Région Première nation Source Conception Fonctionnement Rapports Opérateurs Note finale
Saskatchewan Meadow Lake No. 105 1,0 8,0 3,0 1,0 1,0 3,7
Québec Réserve de Wolinak no 11 1,0 4,0 6,0 10,0 1,0 5,7

Bien que la moyenne de Meadow Lake serait de 2,8, la note finale est de 3,7, parce que le risque en matière de conception pèse davantage dans le calcul. Dans le même ordre d’idées, la moyenne de la réserve de Wolinak serait de 4,6, mais la cote de risque finale est de 5,7 en raison de la pondération plus élevée de la catégorie de la conception, du fonctionnement et de l’entretien, et de la pondération inférieure de la production de rapports et de la tenue des livres.

Répondre aux cotes de risque

Les résultats de l’Évaluation nationale démontrent qu’une grande variété de mesures doivent être prises pour répondre aux besoins actuels et à venir en matière d’approvisionnement en eau et de traitement des eaux usées dans les collectivités des Premières Nations. Bien que le financement des projets d’immobilisations puisse sembler la solution la plus évidente, les risques associés à la conception ne comptent que pour 30 % du risque identifié. Le fonctionnement et l’entretien, la qualification de l’opérateur et la tenue des dossiers comptent pour 60 % du risque mesuré. Cela illustre bien le fait que malgré les coûts importants de la conception et de la construction, une fois le réseau construit, l’assurance qu’il continue à produire une eau salubre pour la collectivité dépend des gens qui le font fonctionner.

Le Ministère a élaboré un plan d’intervention pour traiter les problèmes cernés dans l’Évaluation nationale. Le plan sera axé sur trois domaines clés :

  • Améliorer les technologies et les partenariats afin d’assurer un meilleur usage des investissements dans l’infrastructure;
  • Améliorer le développement des capacités et de la formation;
  • Élaborer des normes et des protocoles exécutoires.

Les engagements pris dans le plan d’intervention tirent profit d’importants programmes et initiatives existants afin d’aider les collectivités des Premières Nations à s’assurer que leurs résidents reçoivent une eau potable dont la salubrité, la qualité et la fiabilité sont égales à celles offertes aux autres Canadiens.

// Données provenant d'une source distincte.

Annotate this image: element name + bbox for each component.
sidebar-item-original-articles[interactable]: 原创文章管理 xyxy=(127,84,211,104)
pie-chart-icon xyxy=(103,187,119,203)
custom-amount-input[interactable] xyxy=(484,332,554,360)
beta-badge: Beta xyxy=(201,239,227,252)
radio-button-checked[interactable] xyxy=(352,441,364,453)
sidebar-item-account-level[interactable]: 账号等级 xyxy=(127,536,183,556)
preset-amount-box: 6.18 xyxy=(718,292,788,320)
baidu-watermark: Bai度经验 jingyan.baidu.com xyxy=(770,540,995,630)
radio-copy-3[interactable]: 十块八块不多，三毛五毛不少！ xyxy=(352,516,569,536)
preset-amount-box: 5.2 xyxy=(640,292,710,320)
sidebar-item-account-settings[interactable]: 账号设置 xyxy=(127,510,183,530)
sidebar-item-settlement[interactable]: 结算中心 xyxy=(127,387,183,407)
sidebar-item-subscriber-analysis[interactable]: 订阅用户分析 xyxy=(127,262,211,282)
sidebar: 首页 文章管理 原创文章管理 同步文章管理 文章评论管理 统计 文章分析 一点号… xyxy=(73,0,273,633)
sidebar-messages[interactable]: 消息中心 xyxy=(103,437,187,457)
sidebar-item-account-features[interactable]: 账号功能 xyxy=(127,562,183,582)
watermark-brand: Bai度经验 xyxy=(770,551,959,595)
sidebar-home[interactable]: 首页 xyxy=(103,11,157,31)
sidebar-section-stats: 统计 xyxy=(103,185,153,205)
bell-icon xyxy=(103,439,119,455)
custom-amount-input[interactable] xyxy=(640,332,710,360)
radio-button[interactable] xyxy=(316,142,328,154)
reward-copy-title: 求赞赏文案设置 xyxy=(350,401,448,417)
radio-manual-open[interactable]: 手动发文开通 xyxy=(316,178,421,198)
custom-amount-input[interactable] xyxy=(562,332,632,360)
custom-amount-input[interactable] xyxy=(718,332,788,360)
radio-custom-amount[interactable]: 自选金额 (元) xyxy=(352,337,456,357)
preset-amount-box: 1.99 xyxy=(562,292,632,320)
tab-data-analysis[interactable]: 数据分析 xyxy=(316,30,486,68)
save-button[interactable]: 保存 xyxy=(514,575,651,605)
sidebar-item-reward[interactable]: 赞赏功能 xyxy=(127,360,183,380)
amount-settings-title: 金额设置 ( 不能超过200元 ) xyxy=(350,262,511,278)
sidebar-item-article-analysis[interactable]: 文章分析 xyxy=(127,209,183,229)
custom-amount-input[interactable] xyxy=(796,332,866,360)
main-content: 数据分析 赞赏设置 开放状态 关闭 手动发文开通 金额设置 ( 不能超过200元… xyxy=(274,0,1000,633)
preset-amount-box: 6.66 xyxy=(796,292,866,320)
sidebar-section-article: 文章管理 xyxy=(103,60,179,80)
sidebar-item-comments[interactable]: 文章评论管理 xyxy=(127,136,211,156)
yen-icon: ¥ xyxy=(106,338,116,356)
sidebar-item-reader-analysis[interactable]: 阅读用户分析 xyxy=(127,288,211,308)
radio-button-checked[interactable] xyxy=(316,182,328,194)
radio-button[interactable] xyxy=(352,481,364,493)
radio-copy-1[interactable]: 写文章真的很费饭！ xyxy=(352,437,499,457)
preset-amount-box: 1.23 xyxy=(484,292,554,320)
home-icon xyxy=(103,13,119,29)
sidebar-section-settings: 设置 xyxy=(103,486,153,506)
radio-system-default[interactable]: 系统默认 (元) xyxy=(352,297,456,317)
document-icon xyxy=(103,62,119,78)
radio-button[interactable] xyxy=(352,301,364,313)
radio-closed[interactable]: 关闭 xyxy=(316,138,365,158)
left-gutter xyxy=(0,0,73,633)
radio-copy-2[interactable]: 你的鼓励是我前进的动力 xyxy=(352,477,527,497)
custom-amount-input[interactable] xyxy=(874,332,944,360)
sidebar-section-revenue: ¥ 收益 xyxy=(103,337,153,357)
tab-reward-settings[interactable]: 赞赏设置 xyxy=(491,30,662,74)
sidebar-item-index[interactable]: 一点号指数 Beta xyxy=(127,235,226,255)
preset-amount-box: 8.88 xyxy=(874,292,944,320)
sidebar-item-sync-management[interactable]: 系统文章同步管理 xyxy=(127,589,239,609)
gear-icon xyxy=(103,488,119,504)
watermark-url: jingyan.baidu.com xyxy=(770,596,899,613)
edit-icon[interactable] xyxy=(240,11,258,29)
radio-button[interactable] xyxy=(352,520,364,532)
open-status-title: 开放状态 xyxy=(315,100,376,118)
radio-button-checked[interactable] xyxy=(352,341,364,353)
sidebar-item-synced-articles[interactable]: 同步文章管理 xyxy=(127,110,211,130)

Déjà cette année, on a prévu ides investissements dans 15 réseaux d’eau qui ont été désignés dans l’Évaluation nationale comme présentant un risque de conception élevé et un risque général élevé. De plus, on prévoit effectuer des travaux dans 57 autres réseaux au cours des quatre prochaines années. D’ici 2015-2016, on prévoit investir dans près de 25 % des réseaux d’eau qui présentent un risque global élevé selon l’Évaluation nationale.

Entre 2006-2007 et 2012-2013, le gouvernement du Canada aura versé plus de 2,5 milliards de dollars pour appuyer les collectivités des Premières Nations à améliorer les réseaux d’approvisionnement en eau potable et de traitement des eaux usées.